All four of Bezos' 2019 properties were similarly purchased through trusts and LLCs that mask the owner's identity, but they send their property tax bills to a PO box also used by Blue Origin, Bezos' rocket startup, according to county records.
Broker Rick Moux said he wasn't aware the LLC that purchased a Hunts Point property he listed in 2019 was linked to Jeff Bezos until Business Insider asked him about it. The broker representing the buyer told Moux that the client would walk if Moux didn't lower the price by $100,000, Moux recalled. Moux refused, and the buyer purchased the property anyways. "I guess I got Jeff for $100,000," the agent said, laughing.

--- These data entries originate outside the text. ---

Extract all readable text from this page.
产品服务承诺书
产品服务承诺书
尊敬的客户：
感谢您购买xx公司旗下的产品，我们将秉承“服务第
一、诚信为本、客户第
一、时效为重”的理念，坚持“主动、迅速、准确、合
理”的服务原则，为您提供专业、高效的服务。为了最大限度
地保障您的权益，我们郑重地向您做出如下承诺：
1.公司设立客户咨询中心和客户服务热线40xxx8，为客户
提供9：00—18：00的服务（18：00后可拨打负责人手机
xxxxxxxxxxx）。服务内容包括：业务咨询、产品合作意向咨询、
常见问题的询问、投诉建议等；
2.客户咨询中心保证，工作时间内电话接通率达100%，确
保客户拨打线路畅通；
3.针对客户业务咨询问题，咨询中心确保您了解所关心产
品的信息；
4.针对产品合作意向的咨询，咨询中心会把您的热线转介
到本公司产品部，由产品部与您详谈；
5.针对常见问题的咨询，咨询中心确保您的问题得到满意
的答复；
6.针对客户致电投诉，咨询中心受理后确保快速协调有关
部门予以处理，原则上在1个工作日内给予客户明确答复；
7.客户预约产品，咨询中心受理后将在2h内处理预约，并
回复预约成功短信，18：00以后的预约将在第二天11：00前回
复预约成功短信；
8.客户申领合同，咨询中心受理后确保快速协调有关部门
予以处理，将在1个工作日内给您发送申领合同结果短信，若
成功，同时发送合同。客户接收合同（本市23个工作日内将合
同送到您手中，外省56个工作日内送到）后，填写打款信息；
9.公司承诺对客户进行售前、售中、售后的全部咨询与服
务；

Four Hunts Point residents, who asked not to be named, told Business Insider that Bezos' staff and security live in those smaller properties. One resident said they had spoken to the people living in all three properties, who confirmed in conversations that they worked for the Amazon founder.
"Great commute," this resident said.
That resident added that they routinely saw Bezos' security staff working out in the driveway of one of the homes, which is located next to the only entrance and exit to the exclusive peninsula and is studded with cameras, BI confirmed by visiting the property. Public records suggest two Gavin de Becker & Associates security agents have ties to the home. Bezos is known to employ the firm for his security detail.
A second Hunts Point resident, who confirmed that the people who had resided in the home were Bezos' security detail, added that the guards were pleasant neighbors who appeared to take yard care seriously.
At another property, known by neighbors as the "chef house," employees cook food and deliver it to Bezos' main residence in a "golf cart with a warming oven," a third resident said. No one at the property responded to a knock on the door, but from the doorstep, BI could see a large number of sheet pans and other cookware stacked in the kitchen.
When Sanchez is in town, she's seen walking around the neighborhood, the third resident added.
The former Amazon CEO, who is the 24th-largest landowner in the US according to The Land Report, also owns a massive ranch near the town of Van Horn, Texas, multiple apartments in Manhattan, the largest home in Washington, DC, a record-breaking Los Angeles estate, and a $78 million home in Hawaii.
His most recent purchases — neighboring $79 million and $68 million properties — are on Indian Creek, a man-made island off of Miami. Known as the billionaire bunker, the heavily guarded island is home to the ultrarich, including Carl Icahn, Tom Brady, and Ivanka Trump.
The new digs are a nice set-up for the second-richest man on the planet. The only problem? Bezos' yacht, a $500 million vessel called Koru, which is the largest sailing yacht in the world, is reportedly so large it's forced to slum it amongst oil tankers at a Florida port.